Recommandations pour le superviseur

Le superviseur doit prendre en compte ces caractéristiques et veiller à :

– Avoir une compréhension systémique affutée, en particulier savoir « lire » la culture de l’organisation, détecter les reflets systémiques et savoir identifier les signaux faibles annonciateurs de mécanismes projectifs.

– Acquérir et manier avec aisance les outils appropriés.

– Exercer une vigilance sur les aspects relatifs au stress, à la surcharge… afin d’apporter le Soutien nécessaire au bon moment.

– Etre attentif aux objectifs de Développement Professionnel de chacun des coachs pour l’inclure dans le contrat multipartite.

– Etablir avec soin le contrat multipartite et mettre en place le cadre approprié.

En cas de difficulté, le superviseur doit savoir identifier sans concession sa propre responsabilité et il existe des grilles de lecture pour cela.

Mais, et c’est là le point clef, il doit être producteur d’hypothèses quant à l’existence de mécanismes cachés propres au groupe ou à l’organisation.

Par exemple, en cas de forte résistance le superviseur peut se demander s’il a bien créé l’alliance, si le cadre est correctement établi ou s’il a commis des erreurs techniques graves. Mais il peut aussi émettre pour lui-même des hypothèses sur des conflits internes explicites ou non, des secrets, des non-dits, de vieilles histoires ou des deuils interminables qui seraient à l’origine des malaises au sein du groupe. Mettre au jour et traiter de tels phénomènes est, selon les cas, dans ou hors de son champ de responsabilité.  

Les études évoquées plus haut vont évidemment à un beaucoup plus grand niveau de détail : le sujet est d’importance compte tenu des évolutions du marché du coaching.

Belle journée


Supervision collective des coachs : la question des outils

Bonjour,

L’article du 1ier octobre a suscité quelques questions à propos des « 100 processus différents dont certains très créatifs » en supervision collective des coachs.

Quoique surprenant au premier abord, ce chiffre est très sous-estimé : il provient d’une liste que nous avions établie en examinant les interventions dans les colloques de superviseurs en Europe depuis 2011. Il en ressort que les superviseurs adorent inventer de nouveaux outils de supervision collective et les écoles de superviseurs étrangères ont chacune des catalogues de 40, 50, 60… outils.

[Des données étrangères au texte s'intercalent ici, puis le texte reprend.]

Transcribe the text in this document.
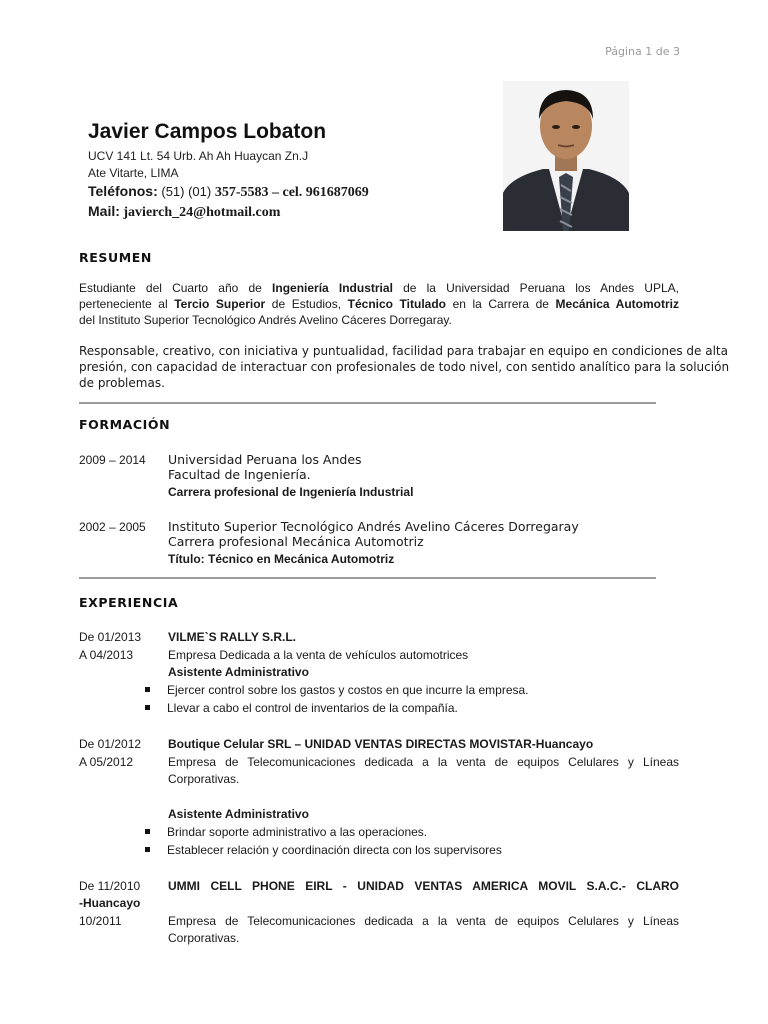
Página 1 de 3
Javier Campos Lobaton
UCV 141 Lt. 54 Urb. Ah Ah Huaycan Zn.J
Ate Vitarte, LIMA
Teléfonos: (51) (01) 357-5583 – cel. 961687069
Mail: javierch_24@hotmail.com
RESUMEN
Estudiante del Cuarto año de Ingeniería Industrial de la Universidad Peruana los Andes UPLA,
perteneciente al Tercio Superior de Estudios, Técnico Titulado en la Carrera de Mecánica Automotriz
del Instituto Superior Tecnológico Andrés Avelino Cáceres Dorregaray.
Responsable, creativo, con iniciativa y puntualidad, facilidad para trabajar en equipo en condiciones de alta
presión, con capacidad de interactuar con profesionales de todo nivel, con sentido analítico para la solución
de problemas.
FORMACIÓN
2009 – 2014 Universidad Peruana los Andes
Facultad de Ingeniería.
Carrera profesional de Ingeniería Industrial
2002 – 2005 Instituto Superior Tecnológico Andrés Avelino Cáceres Dorregaray
Carrera profesional Mecánica Automotriz
Título: Técnico en Mecánica Automotriz
EXPERIENCIA
De 01/2013
A 04/2013
VILME`S RALLY S.R.L.
Empresa Dedicada a la venta de vehículos automotrices
Asistente Administrativo
Ejercer control sobre los gastos y costos en que incurre la empresa.
Llevar a cabo el control de inventarios de la compañía.
De 01/2012
A 05/2012
Boutique Celular SRL – UNIDAD VENTAS DIRECTAS MOVISTAR-Huancayo
Empresa de Telecomunicaciones dedicada a la venta de equipos Celulares y Líneas
Corporativas.
Asistente Administrativo
Brindar soporte administrativo a las operaciones.
Establecer relación y coordinación directa con los supervisores
De 11/2010
-Huancayo
10/2011
UMMI CELL PHONE EIRL - UNIDAD VENTAS AMERICA MOVIL S.A.C.- CLARO
Empresa de Telecomunicaciones dedicada a la venta de equipos Celulares y Líneas
Corporativas.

Donc nous sommes certainement bien au-delà de 100.

Par ailleurs, quelques principes simples permettent de facilement en inventer de nouveaux.

La quantité n’est donc pas au cœur de la question. De notre point de vue, ce qui est important est l’adéquation entre la demande et le processus choisi en prenant en compte le profil du groupe et la dynamique de la session. Le demandeur doit être satisfait mais le groupe aussi.

Disons pour simplifier qu’il y a des groupes « cerveau gauche » ou « cerveau droit » ou bien « cortical » ou « limbique » (voir Hermann, 1978). Egalement, il existe des demandes typiques comme l’analyse d’un dilemme éthique, le rapport à l’argent ou la relation coach-client.

Ainsi pour l’analyse d’un dilemme éthique les approches sont nombreuses : le pour et contre, les valeurs des acteurs du système avec CTT (Cultural Transformation Tools), les risques et bénéfices, les responsabilités et compétences (Corrie & Lane, 2015), le « Practicum » (Hawkins & Smith, 2010), le « Luopan » (Lamy & Moral, 2015), le stretching « responsabilité-conviction » (Lamy & Moral, 2017), une constellation (Motto, 2015), etc…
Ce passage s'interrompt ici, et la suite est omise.